From R. Feynman's idea at the origin of nanotechnologies “There's plenty of room at the bottom”, emerged a new discipline: “physics of surfaces”. After the emergence of the near-field microscopies, this topic remains alive today with the current developments of new techniques of electronic imagery.
After the installation of its first Low Energy Electron Microscope (LEEM), the SPCSI continues in this direction and take an active part in the Nanocarac platform associating the "Direction de Sciences de la Matière" and the " Direction de la Recherche Technologique (DRT)" within CEA to Minatec, around the synchrotron ESRF of Grenoble. In particular, SPCSI offers the skills of its scientists in photoemission spectroscopy.
In July 2006 a new photoemission microscope NanoESCA (Omicron GMBH) was installed. This instrument is able to work in laboratory conditions (bright UV and optimized Al Kα X-ray sources), as well as with the synchrotron radiation, where it shows all its potentiality.
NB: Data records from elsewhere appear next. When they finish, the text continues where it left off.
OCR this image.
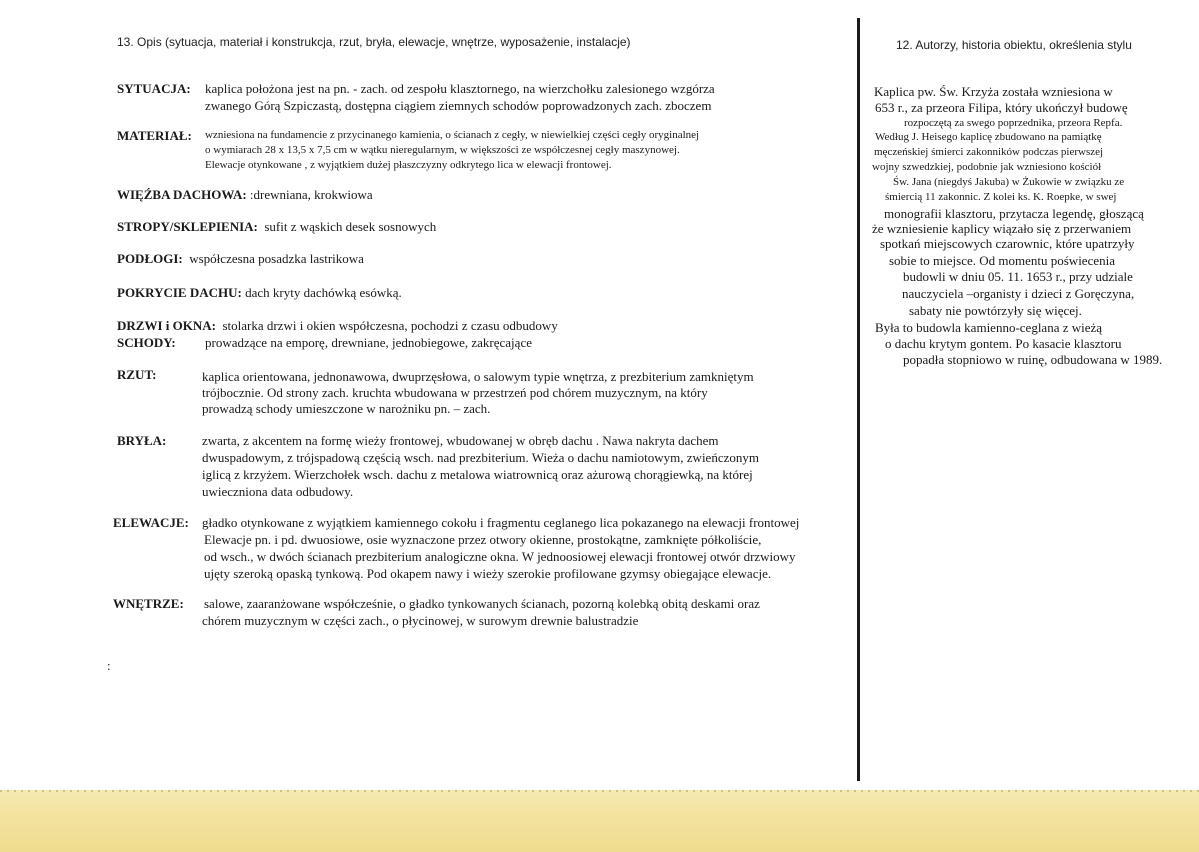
13. Opis (sytuacja, materiał i konstrukcja, rzut, bryła, elewacje, wnętrze, wyposażenie, instalacje)	12. Autorzy, historia obiektu, określenia stylu
SYTUACJA: kaplica położona jest na pn. - zach. od zespołu klasztornego, na wierzchołku zalesionego wzgórza
zwanego Górą Szpiczastą, dostępna ciągiem ziemnych schodów poprowadzonych zach. zboczem
MATERIAŁ: wzniesiona na fundamencie z przycinanego kamienia, o ścianach z cegły, w niewielkiej części cegły oryginalnej
o wymiarach 28 x 13,5 x 7,5 cm w wątku nieregularnym, w większości ze współczesnej cegły maszynowej.
Elewacje otynkowane , z wyjątkiem dużej płaszczyzny odkrytego lica w elewacji frontowej.
WIĘŹBA DACHOWA: :drewniana, krokwiowa
STROPY/SKLEPIENIA: sufit z wąskich desek sosnowych
PODŁOGI: współczesna posadzka lastrikowa
POKRYCIE DACHU: dach kryty dachówką esówką.
DRZWI i OKNA: stolarka drzwi i okien współczesna, pochodzi z czasu odbudowy
SCHODY: prowadzące na emporę, drewniane, jednobiegowe, zakręcające
RZUT:	kaplica orientowana, jednonawowa, dwuprzęsłowa, o salowym typie wnętrza, z prezbiterium zamkniętym
trójbocznie. Od strony zach. kruchta wbudowana w przestrzeń pod chórem muzycznym, na który
prowadzą schody umieszczone w narożniku pn. – zach.
BRYŁA:	zwarta, z akcentem na formę wieży frontowej, wbudowanej w obręb dachu . Nawa nakryta dachem
dwuspadowym, z trójspadową częścią wsch. nad prezbiterium. Wieża o dachu namiotowym, zwieńczonym
iglicą z krzyżem. Wierzchołek wsch. dachu z metalowa wiatrownicą oraz ażurową chorągiewką, na której
uwieczniona data odbudowy.
ELEWACJE: gładko otynkowane z wyjątkiem kamiennego cokołu i fragmentu ceglanego lica pokazanego na elewacji frontowej
Elewacje pn. i pd. dwuosiowe, osie wyznaczone przez otwory okienne, prostokątne, zamknięte półkoliście,
od wsch., w dwóch ścianach prezbiterium analogiczne okna. W jednoosiowej elewacji frontowej otwór drzwiowy
ujęty szeroką opaską tynkową. Pod okapem nawy i wieży szerokie profilowane gzymsy obiegające elewacje.
WNĘTRZE: salowe, zaaranżowane współcześnie, o gładko tynkowanych ścianach, pozorną kolebką obitą deskami oraz
chórem muzycznym w części zach., o płycinowej, w surowym drewnie balustradzie
:
Kaplica pw. Św. Krzyża została wzniesiona w
653 r., za przeora Filipa, który ukończył budowę
rozpoczętą za swego poprzednika, przeora Repfa.
Według J. Heisego kaplicę zbudowano na pamiątkę
męczeńskiej śmierci zakonników podczas pierwszej
wojny szwedzkiej, podobnie jak wzniesiono kościół
Św. Jana (niegdyś Jakuba) w Żukowie w związku ze
śmiercią 11 zakonnic. Z kolei ks. K. Roepke, w swej
monografii klasztoru, przytacza legendę, głoszącą
że wzniesienie kaplicy wiązało się z przerwaniem
spotkań miejscowych czarownic, które upatrzyły
sobie to miejsce. Od momentu poświecenia
budowli w dniu 05. 11. 1653 r., przy udziale
nauczyciela –organisty i dzieci z Goręczyna,
sabaty nie powtórzyły się więcej.
Była to budowla kamienno-ceglana z wieżą
o dachu krytym gontem. Po kasacie klasztoru
popadła stopniowo w ruinę, odbudowana w 1989.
The spatial resolution of the instrument is better than 100 nm with an energy resolution of 100 meV. This microscope thus makes it possible to correlate, with a space resolution lower than one micron, the chemical states, the electronic structure and the electric properties of samples for nanosciences and nanotechnologies.
To characterize the instrument, energy filtered images of a standard sample certified of multi-layer GaAs/Ga0.3Al0.7As were realized at the Ga 3d core level (see figure). Contrast obtained following the Ga concentration gives a lateral resolution of 80 nm.
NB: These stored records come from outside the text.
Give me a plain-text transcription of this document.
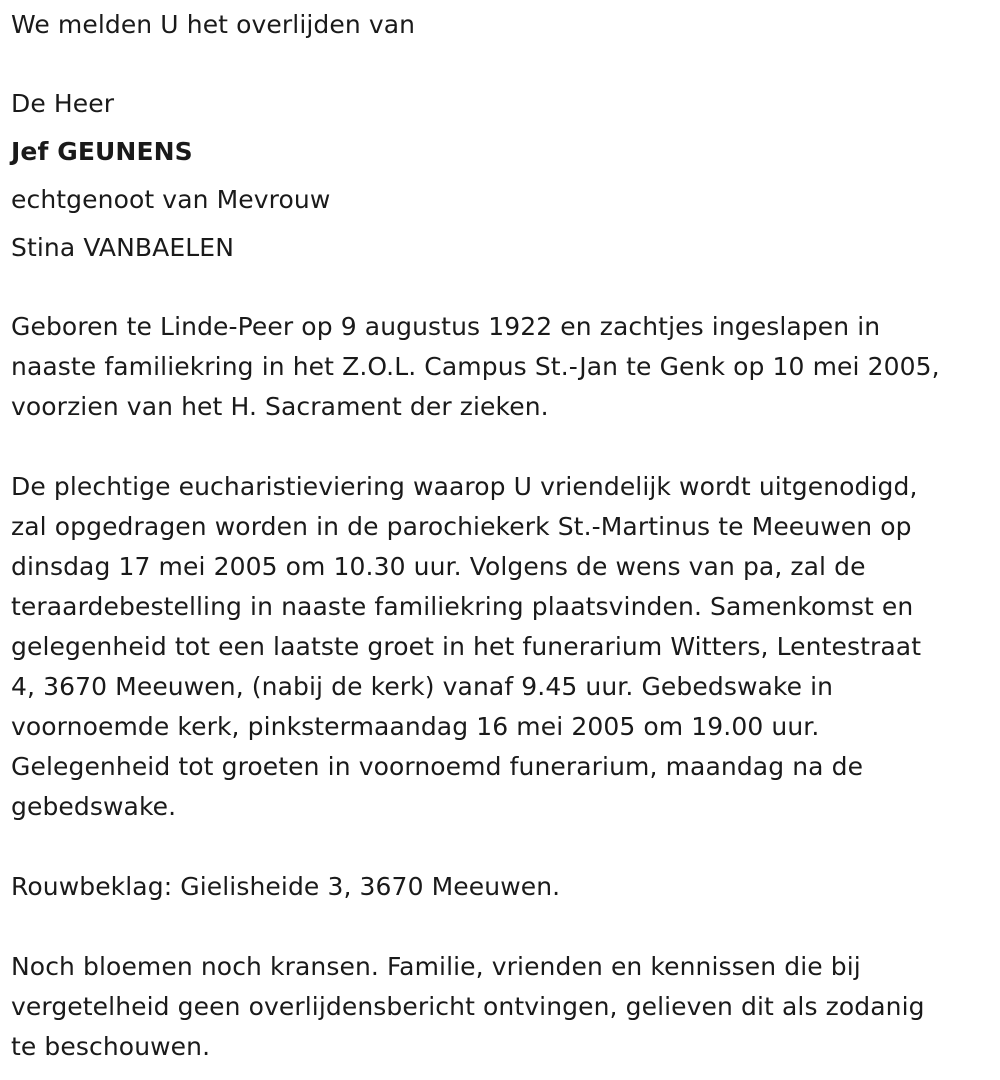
We melden U het overlijden van
De Heer
Jef GEUNENS
echtgenoot van Mevrouw
Stina VANBAELEN
Geboren te Linde-Peer op 9 augustus 1922 en zachtjes ingeslapen in
naaste familiekring in het Z.O.L. Campus St.-Jan te Genk op 10 mei 2005,
voorzien van het H. Sacrament der zieken.
De plechtige eucharistieviering waarop U vriendelijk wordt uitgenodigd,
zal opgedragen worden in de parochiekerk St.-Martinus te Meeuwen op
dinsdag 17 mei 2005 om 10.30 uur. Volgens de wens van pa, zal de
teraardebestelling in naaste familiekring plaatsvinden. Samenkomst en
gelegenheid tot een laatste groet in het funerarium Witters, Lentestraat
4, 3670 Meeuwen, (nabij de kerk) vanaf 9.45 uur. Gebedswake in
voornoemde kerk, pinkstermaandag 16 mei 2005 om 19.00 uur.
Gelegenheid tot groeten in voornoemd funerarium, maandag na de
gebedswake.
Rouwbeklag: Gielisheide 3, 3670 Meeuwen.
Noch bloemen noch kransen. Familie, vrienden en kennissen die bij
vergetelheid geen overlijdensbericht ontvingen, gelieven dit als zodanig
te beschouwen.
The very first experiments with the synchrotron radiation took place in February 2007. Among the studied systems and measurements appear:
• measurement of the chemical composition of the surface of SrTiO3 grains,
• measurement of the work function and surface composition of a Si nanofil capped by a Au-Si catalyst,
• study of the preferential polymer grafting on N-doped micronic zones of a Si substrate,
• study of p-Man electrochemically grafted Au/Tio2/SiO2 samples ,
• in collaboration with the university of Mainz, identification, for the 1st time, of the pre-solar grains within the meteorite of Murchison from the localisation of SiC (Si(2p)) rich areas. NanoESCA seems to be the only instrument able to carry out this non-destructive chemical cartography much demanded by the astrophysicists in order to carry out isotopic ration analysis using nanoSIMS.
A new instrument with great possibilities for the surface physics!